• Facebook
  • Twitter
  • LinkedIn
  • Pinterest

Amanda Cross, Crosswise Consulting

So I’ve finally made the transition from full-time employee to self-employed consultant.

It’s a transition I’ve been thinking about making for just about as long as I’ve been a full-time employee. I can remember dreaming about being a content strategy consultant back in 2001. I’m not even sure the term “content strategy” existed back in 2001—I certainly didn’t know it if it did. It was lack of knowledge like that kept me from actually pursuing that dream.

From then on, a few times a year the idea of striking off on my own would pop into my head. It was a romantic notion: jet-setting around, looking fabulous in high-power suits, getting to know interesting people and solve compelling problems with solutions that made a real difference in people’s lives. But there was always some reason not to: I didn’t have enough experience, I didn’t have a big enough network, I needed to finish my MBA…something was always lacking. And then, earlier this year, the notion popped into my head again, and I could no longer think of any reasons not to go for it.

Well, so far it hasn’t exactly been jet-setting and high fashion, but I’ve loved it anyway.

I am one of those personality types that simply must be self-employed. I love collaborating, but I resent taking orders. For over 10 years I’ve gotten by in the corporate world by volunteering for work rather than having it mandated. It might not seem like much of a difference to you. Maybe it’s not any different, in a rational sense, but mine was not a rational resentment.

  • Facebook
  • Twitter
  • LinkedIn
  • Pinterest

Most people can’t get their minds around something large and abstract. You have to give them small, well-defined concepts.

As a consultant, though, I’m in a much better position because my work inherently requires collaboration. And though I’ll have clients who are making the calls on what work to do, the timbre of my relationship with a client is different than of a relationship with a boss. I feel like I’m helping a fellow professional, not just following orders.
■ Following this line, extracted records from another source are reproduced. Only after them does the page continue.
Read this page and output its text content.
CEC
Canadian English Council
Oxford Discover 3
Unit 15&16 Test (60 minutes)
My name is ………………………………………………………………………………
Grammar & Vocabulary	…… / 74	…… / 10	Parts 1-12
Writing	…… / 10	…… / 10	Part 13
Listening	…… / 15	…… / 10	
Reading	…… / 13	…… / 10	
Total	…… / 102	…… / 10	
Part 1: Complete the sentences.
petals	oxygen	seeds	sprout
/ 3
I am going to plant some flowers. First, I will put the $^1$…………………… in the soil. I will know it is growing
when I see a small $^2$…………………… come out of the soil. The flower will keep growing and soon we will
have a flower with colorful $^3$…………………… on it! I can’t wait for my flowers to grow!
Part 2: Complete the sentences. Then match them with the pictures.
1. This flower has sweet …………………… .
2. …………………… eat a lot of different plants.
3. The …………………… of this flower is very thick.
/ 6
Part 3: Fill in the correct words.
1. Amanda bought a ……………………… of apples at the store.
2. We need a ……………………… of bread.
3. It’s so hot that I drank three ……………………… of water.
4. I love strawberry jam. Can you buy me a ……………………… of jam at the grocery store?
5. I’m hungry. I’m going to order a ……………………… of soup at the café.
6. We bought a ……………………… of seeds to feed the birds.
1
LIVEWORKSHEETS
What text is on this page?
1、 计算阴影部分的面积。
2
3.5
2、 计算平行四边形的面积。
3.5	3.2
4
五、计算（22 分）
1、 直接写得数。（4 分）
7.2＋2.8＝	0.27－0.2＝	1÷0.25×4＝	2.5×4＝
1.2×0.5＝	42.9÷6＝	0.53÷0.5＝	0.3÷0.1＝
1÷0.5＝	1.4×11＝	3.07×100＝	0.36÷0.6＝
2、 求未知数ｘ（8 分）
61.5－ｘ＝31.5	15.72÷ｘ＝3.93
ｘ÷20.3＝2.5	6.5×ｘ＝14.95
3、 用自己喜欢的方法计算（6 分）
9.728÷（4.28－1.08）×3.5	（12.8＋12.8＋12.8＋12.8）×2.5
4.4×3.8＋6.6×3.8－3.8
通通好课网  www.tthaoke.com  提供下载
My first struggle as a consultant was to communicate what I do. The scope of everything that was possible was so large and imbued with context that it took 15 minutes to walk someone down the path of describing the possibilities. Even the term that I’ve settled on now, “content strategy” is not inherently meaningful to people outside of the world of technical communication (and even to many people inside the world). I was resistant to getting too specific about the things I could do for fear of being pigeonholed into only those few things.

But I had to face facts: people can’t get their minds around something large and abstract. You have to give them small, well-defined concepts and trust those things to spark their imagination. So now my website starts with three benefits I can offer:

  • Improve the quality and reduce the cost of your content by streamlining processes.
  • Remove operational inefficiencies between departments, avoid confusion, and send a more consistent message to customers.
  • Employ cutting-edge technology that will make you central to the operations at you company, improve customer satisfaction, and establish yourself as a highly effective information manager.
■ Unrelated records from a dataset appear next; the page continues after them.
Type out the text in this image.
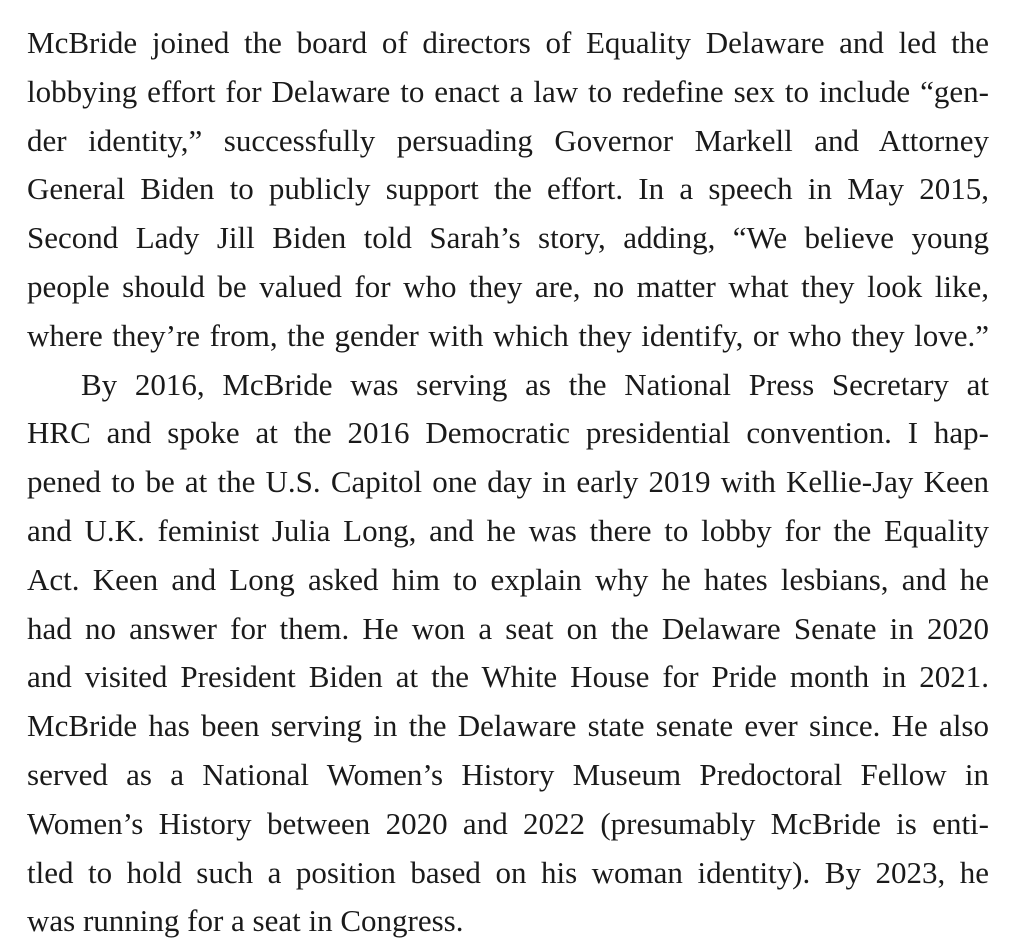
McBride joined the board of directors of Equality Delaware and led the
lobbying effort for Delaware to enact a law to redefine sex to include “gen-
der identity,” successfully persuading Governor Markell and Attorney
General Biden to publicly support the effort. In a speech in May 2015,
Second Lady Jill Biden told Sarah’s story, adding, “We believe young
people should be valued for who they are, no matter what they look like,
where they’re from, the gender with which they identify, or who they love.”
By 2016, McBride was serving as the National Press Secretary at
HRC and spoke at the 2016 Democratic presidential convention. I hap-
pened to be at the U.S. Capitol one day in early 2019 with Kellie-Jay Keen
and U.K. feminist Julia Long, and he was there to lobby for the Equality
Act. Keen and Long asked him to explain why he hates lesbians, and he
had no answer for them. He won a seat on the Delaware Senate in 2020
and visited President Biden at the White House for Pride month in 2021.
McBride has been serving in the Delaware state senate ever since. He also
served as a National Women’s History Museum Predoctoral Fellow in
Women’s History between 2020 and 2022 (presumably McBride is enti-
tled to hold such a position based on his woman identity). By 2023, he
was running for a seat in Congress.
I also go into some detail about successful past projects, such as an implementation of structured authoring for content reuse, the implementation of a customer feedback mechanism and the related workflows to incorporate the feedback, and the creation of automated components to an API documentation set.
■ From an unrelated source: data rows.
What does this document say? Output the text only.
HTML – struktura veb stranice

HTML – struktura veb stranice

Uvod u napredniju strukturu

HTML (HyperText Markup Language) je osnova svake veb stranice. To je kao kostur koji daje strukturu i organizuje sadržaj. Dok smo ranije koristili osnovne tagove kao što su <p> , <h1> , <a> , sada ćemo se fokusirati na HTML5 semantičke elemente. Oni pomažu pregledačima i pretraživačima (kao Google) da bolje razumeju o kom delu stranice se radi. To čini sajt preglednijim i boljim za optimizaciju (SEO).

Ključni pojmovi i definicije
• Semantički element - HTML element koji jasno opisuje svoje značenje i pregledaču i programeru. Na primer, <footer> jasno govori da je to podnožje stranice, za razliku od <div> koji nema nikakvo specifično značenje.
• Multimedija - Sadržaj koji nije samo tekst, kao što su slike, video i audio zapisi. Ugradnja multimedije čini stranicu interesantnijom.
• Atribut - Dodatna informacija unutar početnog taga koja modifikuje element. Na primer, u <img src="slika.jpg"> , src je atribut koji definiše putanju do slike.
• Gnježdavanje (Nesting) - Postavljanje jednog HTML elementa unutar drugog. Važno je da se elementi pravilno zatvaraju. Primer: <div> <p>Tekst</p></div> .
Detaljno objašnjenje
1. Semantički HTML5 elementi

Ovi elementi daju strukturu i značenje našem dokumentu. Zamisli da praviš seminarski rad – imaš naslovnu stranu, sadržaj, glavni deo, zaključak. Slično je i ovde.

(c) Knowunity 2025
So far I have really loved the life of a consultant.  It feels very natural to me to be getting out of bed in the morning to drive my own business rather than because the boss man says I need to be at my desk at a certain time. I love that I can approve my own expense reports and that my commute is the amount of time it takes to walk from my coffeemaker in the kitchen to my home office. I love that I spend my time keeping in contact with my network and figuring out ways to add real value to companies.

I think the biggest surprise so far has been that I’m actually busier than I was as a full-time employee. I complained about having too much to do when I worked in the office, but I didn’t know from busy then. Maybe things will settle down once I’m no longer in start up phase, but that is probably just wishful thinking. But that’s a good problem to have.